Information about growing tomatoes, which may have been picked up randomly from magazines or the internet can often appear contradictory or confusing. There are really only three main factors to bear in mind for growing superdelicious, sweet, juicy tomatoes at home.
First Factor – Soil
Tomatoes require consistently rich, moist nutrient soil for adequate growth. The soil you start out with will depend on whether you will be cultivating your tomatoes from seeds or from seedlings.
If you are a purist who prefers to start from the beginning, then you will start with recently purchased or properly stored tomato seeds. When starting from seeds, you must use seed starter mix, which can be easily obtained from your local garden center. After your seeds have germinated, you can transplant them into ordinary potting soil.
If you are like most home tomato growers, you will start your tomatoes from seedlings obtained from your local garden center – the quicker and easier route. If that is the case, then you can start with ordinary potting soil. Just make sure you adequately fortify your soil for the two month growth period to follow.
The easiest and least expensive way to insure healthy soil is to simply add compost or bagged manure to the potting soil. Special fertilizer is not necessary and may even be harmful.
Second Factor – Sunlight
Tomato plants require at least 6 – 8 hours of good sunlight each day for adequate growth. More than 6 – 8 hours of sunlight would be better.
If your tomatoes have been transplanted to their final outdoor setting, make sure the area is sufficiently free of shade. Many beginners just assume the outdoors is the outdoors and adequate sunlight is automatic. Not so. Too much shade during the day will stunt your tomato plants’ growth.
If you are growing your tomatoes in containers indoors, keep the plants near windows that get at least 6 – 8 hours of sunlight exposure.
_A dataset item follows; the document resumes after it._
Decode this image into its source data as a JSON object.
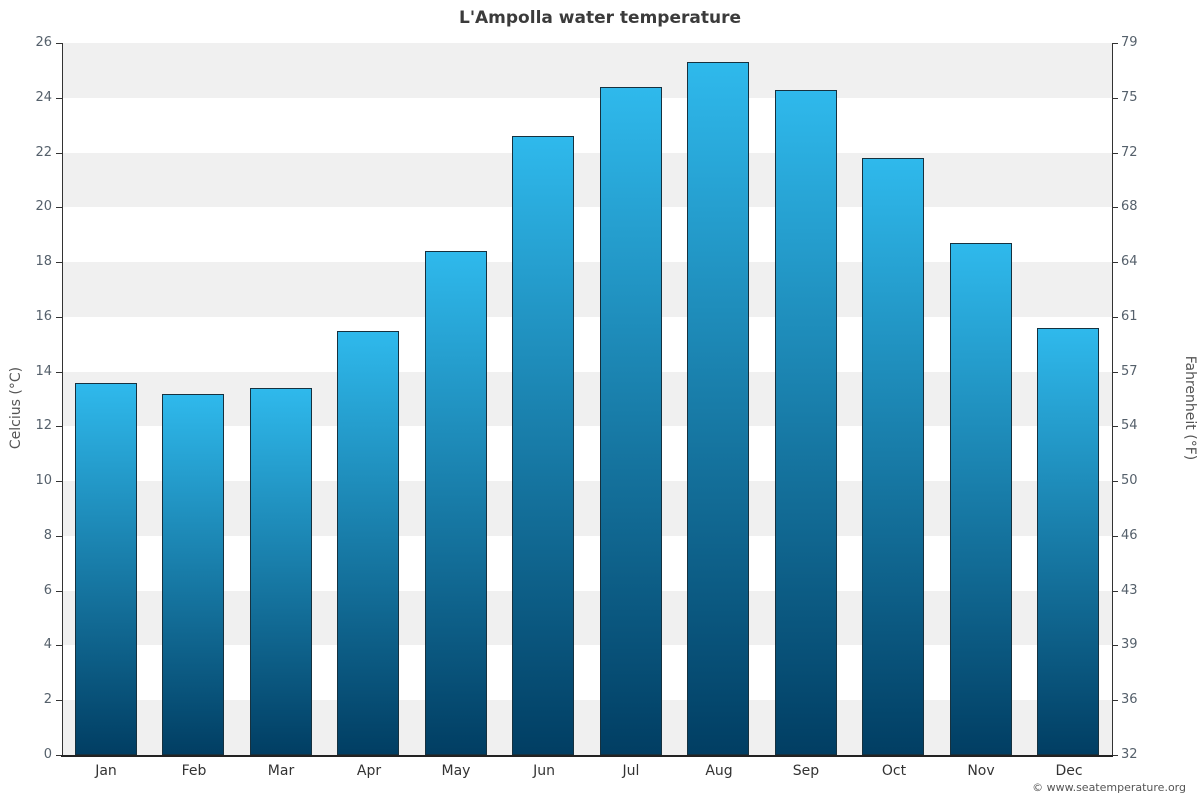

If no single window gets that much sunlight, you may have to move your plants to different windows during the day to add up to the required amount of light.
Third Factor – Water
This can be tricky. Too little water cause your plants to shrivel, while too much water can lead to problems like blossom end rot. A good rule of thumb is to water every other day.
Avoid drowning your plants when you water. Tomato plants prefer a steady amount of water that is not overwhelming. Also, do NOT water your tomato plants overhead like they are flowers. Water on the stem and leaves can expose the plants to pests and diseases. Apply the water to the soil around the roots. That’s where it is needed.
Some growers prefer a form of drip irrigation as a watering technique. You can use a drip hose, or for a cheaper and simpler approach, simply bury a one gallon water container in the ground near the roots. Poke a few small holes in the bottom and fill the container with water, allowing the water to slowly drip out of the bottom into the ground over time.